The thing is, none of this actually about making the roads safer. It’s about creating a dragnet of easy arrests and generating revenue for local police and government. If the goal was to make the roads safer, there would be partnership between police and local business that allowed people to leave their vehicles parked overnight without penalty so long as they were taking a cab/ride share service home. Police would offer voluntary breathalyzer and field tests at bars that would connect impaired drivers with safe and affordable rides home. If this was about safety, then someone who realized that they weren’t okay to drive after heading home could pull over and go to sleep without still being at risk of being charged for DUI. Safety isn’t the goal, we need to stop giving cover to these unconstitutional actions.
And as someone who has dealt with a phobia, as the best way I can describe it, of IV needles, I haven’t exactly been the easiest patient to draw blood from. Panic attacks make it difficult to sit still, but fear doesn’t care what the reason side of your brain is saying. And while I have been a difficult patient, not once has a nurse or phlebotomist ever taken sadistic joy in hurting me. Not all phlebotomist are equal, some have a more gentle touch than others. But never, ever has anyone intentionally hurt me, or been unprofessional during a blood draw or inserting an IV. You must be a mean, nasty patient if nurses are getting joy out of hurting you.

selfdo59 (profile) says:

roadside blood draw

In this case, where’s the issue? The police observed erratic driving, detected signs of marijuana use by the driver in his vehicle (bloodshot eyes and strong odor of weed), they performed a Field Sobriety Test (which the subject VOLUNTARILY complied with, or at least no mention of coercion to take a voluntary ‘test’, which admittedly is designed to ‘fail’ anyway) which indicated likelihood of impairment, performed a preliminary screen for alcohol, which the subject ‘passed’ (at least not above .08, which is the presumed DUI in AZ, and though not stated, likely below .05, as at least an .05 reading would justify an "impaired" driving charge versus "drunk" driving (a lesser charge), or a "wet reckless", and then requested the subject VOLUNTARILY give a blood sample, which was refused. Rather than simply subdue the man and get his blood anyway, the officer requested a warrant to get the blood draw, which was granted. So where’s the problem? Due process and the subject’s rights WELL observed in this instance, and though the entire encounter took 80 minutes, at least the process to get a warrant for the blood draw was quick and efficient.
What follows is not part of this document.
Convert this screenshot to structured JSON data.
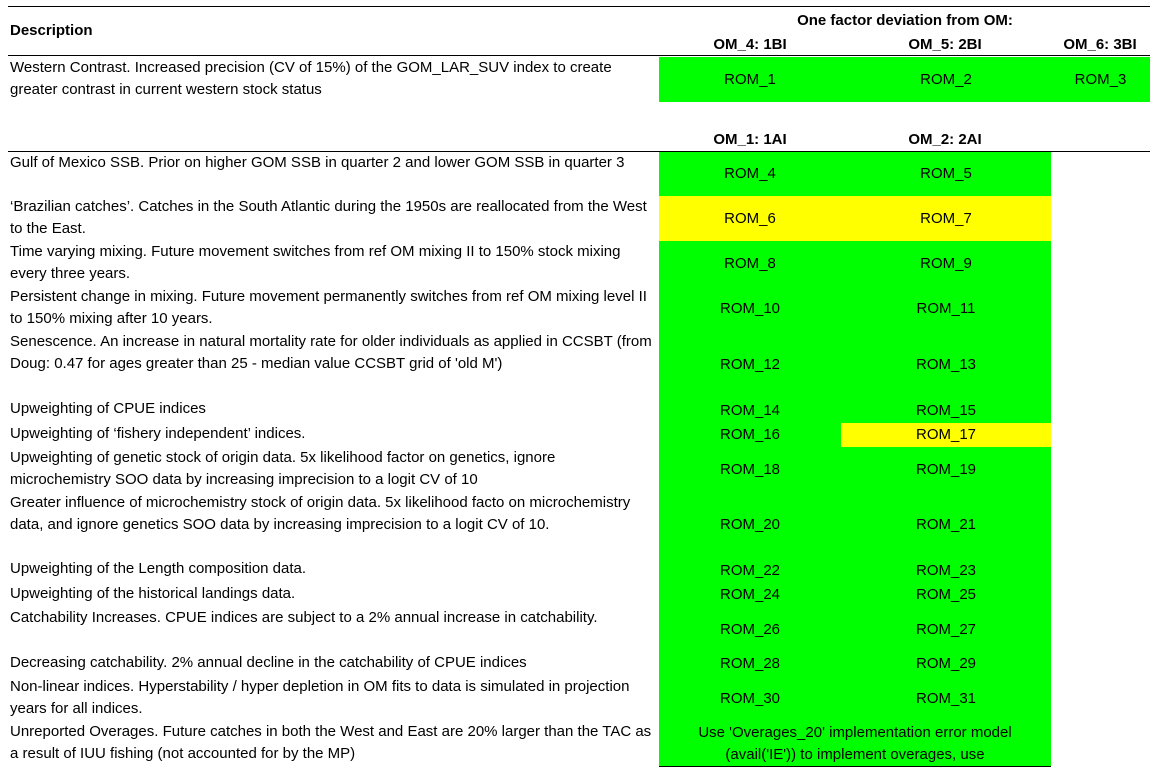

Now, if you have what happened to Nurse Alex Wubbels in Salt Lake City, Utah, two years ago, who was manhandled by an overbearing SLC PD Sergeant for her refusal, IAW patient privacy (HIPPA) and her professional ethics, to get the blood of an unconscious victim of a crash perpetrated by a high-speed pursuit (the fleeing suspect died in a fiery crash at the scene, the victim later died anyway), then you’ve got a story. Or even officers arbitrarily demanding a blood draw w/o probable cause, and coercing drivers on pain of arrest for "obstruction" or "failure to test" even though there’s no evidence of impairment.